I try to keep in mind that even though every little thing helps, in the grand scheme of things most people are not gonna become fully vegan or zero-waste. However, most people might become flexitarians or reducetarians. By striving in a lifestyle that is more compassionate and better for the environment, while still being relatable as fully part of society rather than an outcast (and hopefully a useful contributor to society as both a researcher and a yoga teacher), I hope and aim to inspire people to make small changes in their own lives. Even in France, I do see that things are changing, even for veganism, as usual slower than anywhere else (how dare you touch upon French Cuisine!), but at least in Paris, and in supermarkets, vegan products are becoming more broadly available.
I’ll still be taking the plane to move to NYC. I am convinced that we can live a modern lifestyle while being more respectful of our surroundings, and I don’t see flying stopping any time soon. However, I will not take the plane when it isn’t necessary: for exemple I went to Berlin by train a few weeks ago. The inconvenience+price VS ecological impact wasn’t enough to convince me to get a plane ticket. I would also like to see more initiatives limiting flying for science conferences for exemple, with all the options that new technologies such as Skype (and who knows, soon holograms?) offer.
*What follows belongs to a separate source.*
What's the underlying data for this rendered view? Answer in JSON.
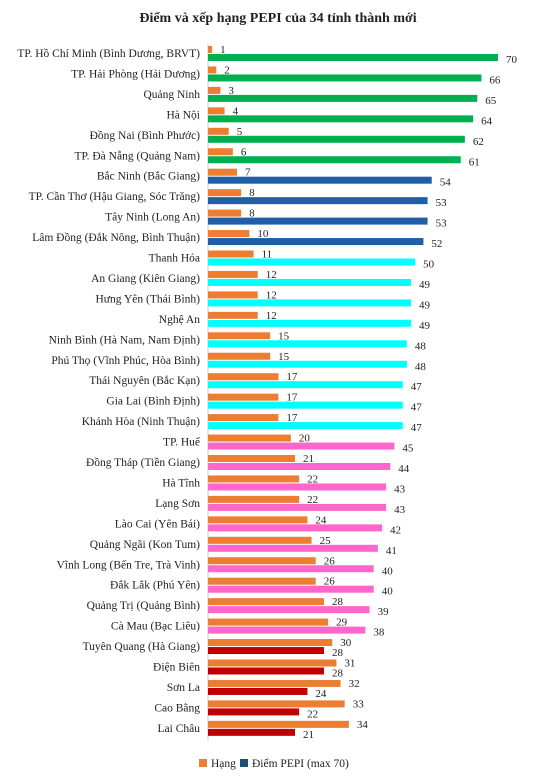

’tis a complicated time to be alive, that’s for sure. Even when you want to make the right choice, and you do some research, there is so much conflicting information on ze internet that I cannot blame people who do not take the time to go through dozens of article, without any scientific training, and synthesize the information to make an educated choice. This is why I believe that we have to push for more certifications -even though there are already so many. I realize that more labeling might confuse consumers even more, but I am rarely as annoyed as when I am looking for information on a product and cannot find it. At least if it is there, you might or might not look at it, or spend much time comparing products, but you can do it. And there are often great people on the internet who will take upon themselves of making comparisons and come up with the best choice depending on both your budget and your values.
Anyways, are you readers taking new resolutions? Why / why not? And if so, what are they?